AI-written critiques help humans notice flaws
We trained “critique-writing” models to describe flaws in summaries. Human evaluators find flaws in summaries much more often when shown our model’s critiques. Larger models are better at self-critiquing, with scale improving critique-writing more than summary-writing. This shows promise for using AI systems to assist human supervision of AI systems on difficult tasks.
We want to ensure that future AI systems performing very difficult tasks remain aligned with human intent. Many previous(opens in a new window) works(opens in a new window) on aligning language models rely on human evaluations as a training signal. However, humans struggle at evaluating very difficult tasks—for example, it is hard to spot every bug in a codebase or every factual error in a long essay. Models may then learn to give outputs that look good to humans but have errors we systematically fail to notice.

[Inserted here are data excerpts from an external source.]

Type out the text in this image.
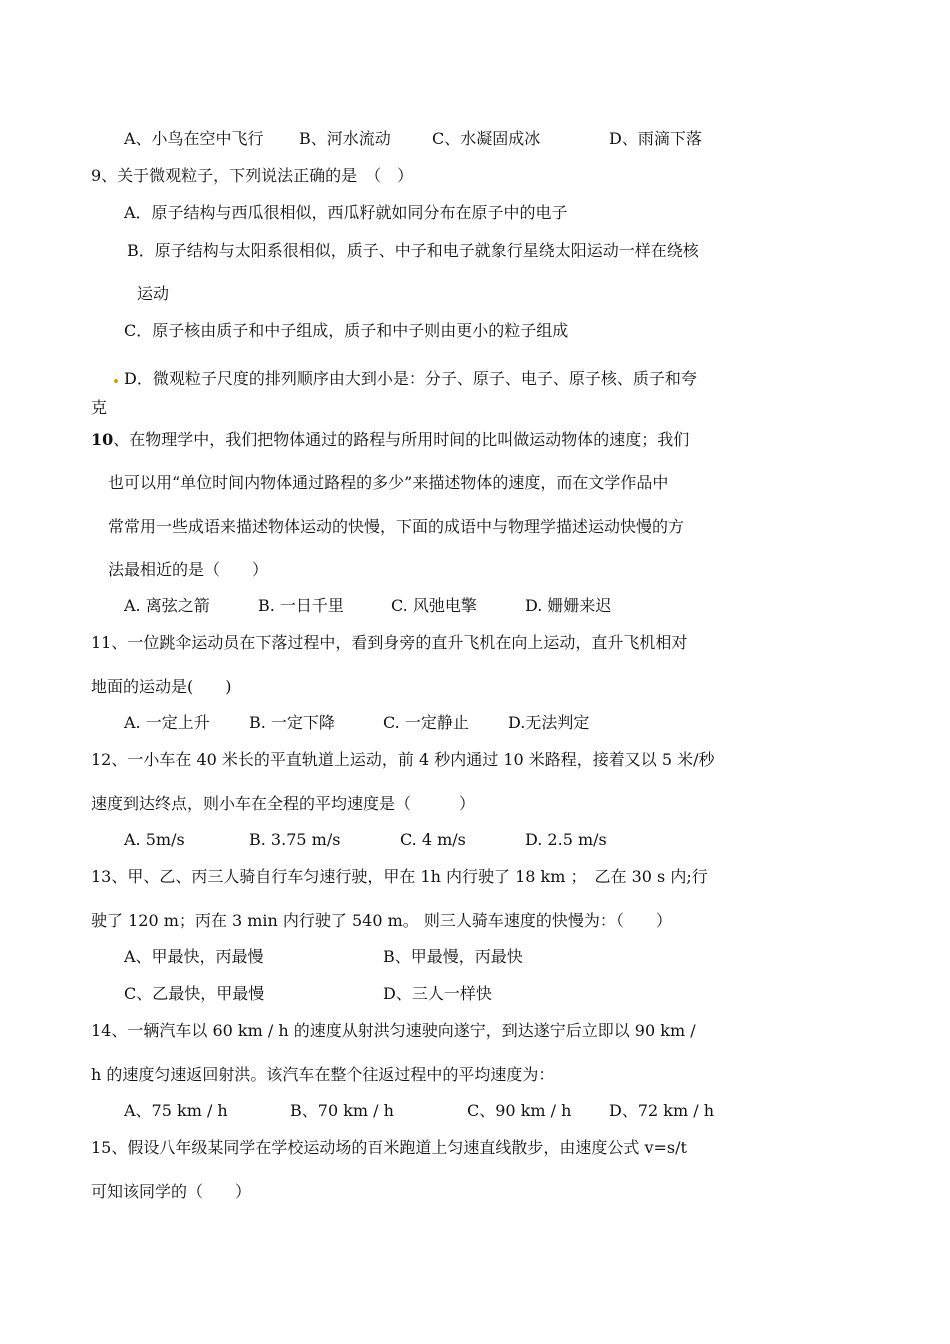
A、小鸟在空中飞行 B、河水流动	C、水凝固成冰	D、雨滴下落
9、关于微观粒子，下列说法正确的是　（　）
A．原子结构与西瓜很相似，西瓜籽就如同分布在原子中的电子
B．原子结构与太阳系很相似，质子、中子和电子就象行星绕太阳运动一样在绕核
运动
C．原子核由质子和中子组成，质子和中子则由更小的粒子组成
D．微观粒子尺度的排列顺序由大到小是：分子、原子、电子、原子核、质子和夸
克
10、在物理学中，我们把物体通过的路程与所用时间的比叫做运动物体的速度；我们
也可以用“单位时间内物体通过路程的多少”来描述物体的速度，而在文学作品中
常常用一些成语来描述物体运动的快慢，下面的成语中与物理学描述运动快慢的方
法最相近的是（　　）
A. 离弦之箭	B. 一日千里	C. 风弛电擎	D. 姗姗来迟
11、一位跳伞运动员在下落过程中，看到身旁的直升飞机在向上运动，直升飞机相对
地面的运动是(　　)
A. 一定上升 B. 一定下降	C. 一定静止 D.无法判定
12、一小车在 40 米长的平直轨道上运动，前 4 秒内通过 10 米路程，接着又以 5 米/秒
速度到达终点，则小车在全程的平均速度是（　　　）
A. 5m/s	B. 3.75 m/s	C. 4 m/s	D. 2.5 m/s
13、甲、乙、丙三人骑自行车匀速行驶，甲在 1h 内行驶了 18 km ；　乙在 30 s 内;行
驶了 120 m；丙在 3 min 内行驶了 540 m。 则三人骑车速度的快慢为：（　　）
A、甲最快，丙最慢	B、甲最慢，丙最快
C、乙最快，甲最慢	D、三人一样快
14、一辆汽车以 60 km / h 的速度从射洪匀速驶向遂宁，到达遂宁后立即以 90 km /
h 的速度匀速返回射洪。该汽车在整个往返过程中的平均速度为：
A、75 km / h	B、70 km / h	C、90 km / h D、72 km / h
15、假设八年级某同学在学校运动场的百米跑道上匀速直线散步，由速度公式 v=s/t
可知该同学的（　　）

To mitigate this problem, we want to train AI assistants that help humans provide feedback on hard tasks. These assistants should point out flaws, help humans understand what’s going on, and answer their questions. An example of this is our past work on book summarization: reading the entire book is a lot of work, but humans assisted with chapter summaries have a much easier time evaluating a book summary.
As a proof of concept, we used supervised learning to train language models to write critiques of topic-based summaries of short stories, Wikipedia articles, and other texts from the internet. We use these models to assist human evaluators and study scaling properties of critique writing.
Experiments with AI assistance
To see how useful our models are for evaluation assistance, we show labelers 8 model-written critiques of each summary, with a control group that receives no assistance. We use topic-based summaries from three sources: written by our models, written by humans, and written by humans deliberately to have important yet subtle flaws.
Even though summarization isn’t actually a difficult task for humans and our models aren’t more capable than humans, they already provide meaningful assistance: when asked to evaluate model-written summaries, the assisted group finds 50% more flaws than the control group. For deliberately misleading summaries, assistance increases how often humans spot the intended flaw from 27% to 45%.
Scaling properties of critiques
Assistance on model-written summaries only works if they are able to critique themselves. We ask humans to rate the helpfulness of model-written self-critiques, and find larger models are better at self-critiquing.
We also find that large models are able to directly improve their outputs, using their self-critiques, which small models are unable to do. Using better critiques helps models make better improvements than they do with worse critiques, or with no critiques.
Do models tell us everything they know?
To provide the best evaluation assistance on difficult tasks, we would like models to communicate all problems that they “know about.” Whenever a model correctly predicts that an answer is flawed, can the model also produce a concrete critique that humans understand?
This is particularly important for supervising models that could attempt to mislead human supervisors or hide information. We would like to train equally smart assistance models to point out what humans don’t notice.
Unfortunately, we found that models are better at discriminating than at critiquing their own answers, indicating they know about some problems that they can’t or don’t articulate. Furthermore, the gap between discrimination and critique ability did not appear to decrease for larger models. Reducing this gap is an important priority for our alignment research.
Next steps
An important limitation of this work is that topic-based summarization is not actually a difficult task: humans understand it quite well and it takes them only about 10 minutes to evaluate a summary. To understand the limits of AI-assisted evaluation better, we need to work with tasks that are much more difficult for humans to evaluate.
Nevertheless, these results make us optimistic that we can train models to provide humans with meaningful feedback assistance. This is an important pillar of our alignment strategy, starting with the work on debate and recursive reward modeling(opens in a new window). In the long run, we want to build assistants that can be trusted to take on all of the cognitive labor needed for evaluation, so humans can focus on communicating their preferences.